Against this backdrop, Medicare persists in giving financial rewards to physicians for how well they score – by Medicare’s standards – in the use of EHRs. And the score-keeping gets into the minutia of everyday routines. For example, physicians get points (which can turn into real money) for generating and transmitting prescriptions electronically.
The end goal, ideally, is about creating a system that rewards doctors for treating patients based on best practices that can be confirmed by data.
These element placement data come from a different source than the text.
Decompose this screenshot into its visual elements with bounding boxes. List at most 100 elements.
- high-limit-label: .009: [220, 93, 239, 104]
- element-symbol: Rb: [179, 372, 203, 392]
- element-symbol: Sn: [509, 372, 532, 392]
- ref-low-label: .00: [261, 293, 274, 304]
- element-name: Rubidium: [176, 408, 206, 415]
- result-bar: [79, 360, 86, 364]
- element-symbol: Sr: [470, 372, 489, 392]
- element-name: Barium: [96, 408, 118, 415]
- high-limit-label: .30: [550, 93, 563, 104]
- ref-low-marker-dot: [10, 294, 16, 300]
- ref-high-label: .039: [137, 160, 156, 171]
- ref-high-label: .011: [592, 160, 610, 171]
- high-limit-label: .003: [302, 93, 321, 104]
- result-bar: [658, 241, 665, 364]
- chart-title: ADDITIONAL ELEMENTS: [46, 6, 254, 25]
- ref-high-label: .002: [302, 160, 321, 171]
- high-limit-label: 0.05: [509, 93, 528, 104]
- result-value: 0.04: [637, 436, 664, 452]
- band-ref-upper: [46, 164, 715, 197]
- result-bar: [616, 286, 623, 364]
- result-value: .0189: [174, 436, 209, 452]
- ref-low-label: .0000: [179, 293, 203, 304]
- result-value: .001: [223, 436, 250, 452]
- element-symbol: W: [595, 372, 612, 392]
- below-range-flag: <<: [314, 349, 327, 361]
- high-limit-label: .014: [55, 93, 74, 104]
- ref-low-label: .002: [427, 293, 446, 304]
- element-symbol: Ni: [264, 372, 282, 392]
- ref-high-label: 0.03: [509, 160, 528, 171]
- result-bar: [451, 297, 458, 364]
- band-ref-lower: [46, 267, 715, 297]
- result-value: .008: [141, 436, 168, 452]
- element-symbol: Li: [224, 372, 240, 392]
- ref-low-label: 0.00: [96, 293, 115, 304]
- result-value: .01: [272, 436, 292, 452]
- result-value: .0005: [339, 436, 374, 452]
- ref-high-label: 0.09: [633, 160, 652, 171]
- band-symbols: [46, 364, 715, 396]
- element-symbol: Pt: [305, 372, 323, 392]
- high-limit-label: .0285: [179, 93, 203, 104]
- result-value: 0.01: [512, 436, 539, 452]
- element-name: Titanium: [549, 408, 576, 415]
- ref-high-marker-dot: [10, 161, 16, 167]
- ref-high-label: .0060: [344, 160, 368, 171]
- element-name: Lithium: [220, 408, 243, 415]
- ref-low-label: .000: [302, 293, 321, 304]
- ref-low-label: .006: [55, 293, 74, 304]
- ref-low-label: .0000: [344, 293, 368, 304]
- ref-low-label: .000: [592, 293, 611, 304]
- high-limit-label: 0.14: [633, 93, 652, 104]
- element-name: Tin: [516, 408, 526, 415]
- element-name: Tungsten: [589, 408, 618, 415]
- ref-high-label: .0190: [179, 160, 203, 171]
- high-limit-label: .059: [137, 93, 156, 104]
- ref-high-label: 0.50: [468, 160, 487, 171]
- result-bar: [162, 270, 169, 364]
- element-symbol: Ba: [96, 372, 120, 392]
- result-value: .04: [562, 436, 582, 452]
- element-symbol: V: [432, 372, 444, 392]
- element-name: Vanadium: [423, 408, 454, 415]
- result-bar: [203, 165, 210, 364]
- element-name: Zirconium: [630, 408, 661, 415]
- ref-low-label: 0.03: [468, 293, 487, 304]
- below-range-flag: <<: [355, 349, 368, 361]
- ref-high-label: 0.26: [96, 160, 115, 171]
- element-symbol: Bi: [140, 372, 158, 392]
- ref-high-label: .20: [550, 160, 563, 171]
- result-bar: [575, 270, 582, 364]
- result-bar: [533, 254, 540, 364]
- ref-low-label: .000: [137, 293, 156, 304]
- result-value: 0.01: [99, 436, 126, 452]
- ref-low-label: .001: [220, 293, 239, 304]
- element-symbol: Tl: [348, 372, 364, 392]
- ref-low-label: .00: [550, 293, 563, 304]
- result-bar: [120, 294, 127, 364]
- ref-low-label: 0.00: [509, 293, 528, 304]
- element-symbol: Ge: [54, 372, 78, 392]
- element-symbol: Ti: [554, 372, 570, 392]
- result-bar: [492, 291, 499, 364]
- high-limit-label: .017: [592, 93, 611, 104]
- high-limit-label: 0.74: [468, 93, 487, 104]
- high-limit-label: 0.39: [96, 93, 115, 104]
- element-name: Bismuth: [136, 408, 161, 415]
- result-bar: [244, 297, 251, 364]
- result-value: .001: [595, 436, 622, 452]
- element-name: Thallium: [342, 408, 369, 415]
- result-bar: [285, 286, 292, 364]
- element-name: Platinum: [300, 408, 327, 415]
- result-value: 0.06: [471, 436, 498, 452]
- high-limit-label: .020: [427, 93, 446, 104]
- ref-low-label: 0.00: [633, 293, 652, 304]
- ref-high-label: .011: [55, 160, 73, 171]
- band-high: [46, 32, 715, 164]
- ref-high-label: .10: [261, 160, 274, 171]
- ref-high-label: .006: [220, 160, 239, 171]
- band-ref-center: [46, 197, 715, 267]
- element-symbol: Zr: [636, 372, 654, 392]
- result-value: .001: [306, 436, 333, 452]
However, at the moment, there is a foundational problem: The nation won’t even have the advanced technology for such comprehensive data analysis until 2024. That is by the government’s own estimate in a 2013 report titled, “Capturing High Quality Electronic Health Records Data to Support Performance Improvement.”
The report points to highly functioning EHRs as key to the implementation of payment reform tied to performance measures. It notes that “as the industry moves toward value-based reimbursement—reimbursement based on quality and cost measures—improving the quality of the data used for measurement is imperative.”
Meanwhile, contrary to red flags, Medicare keeps pressuring doctors to step up usage of EHRs in return for higher pay. Right now. Today.
If the functionality of EHR systems is in question, which it clearly is, then Medicare fails the Hippocratic test by forcing these systems to serve purposes they are currently incapable of serving. The only question is: In the process of data entry, how many people are suffering undocumented harm?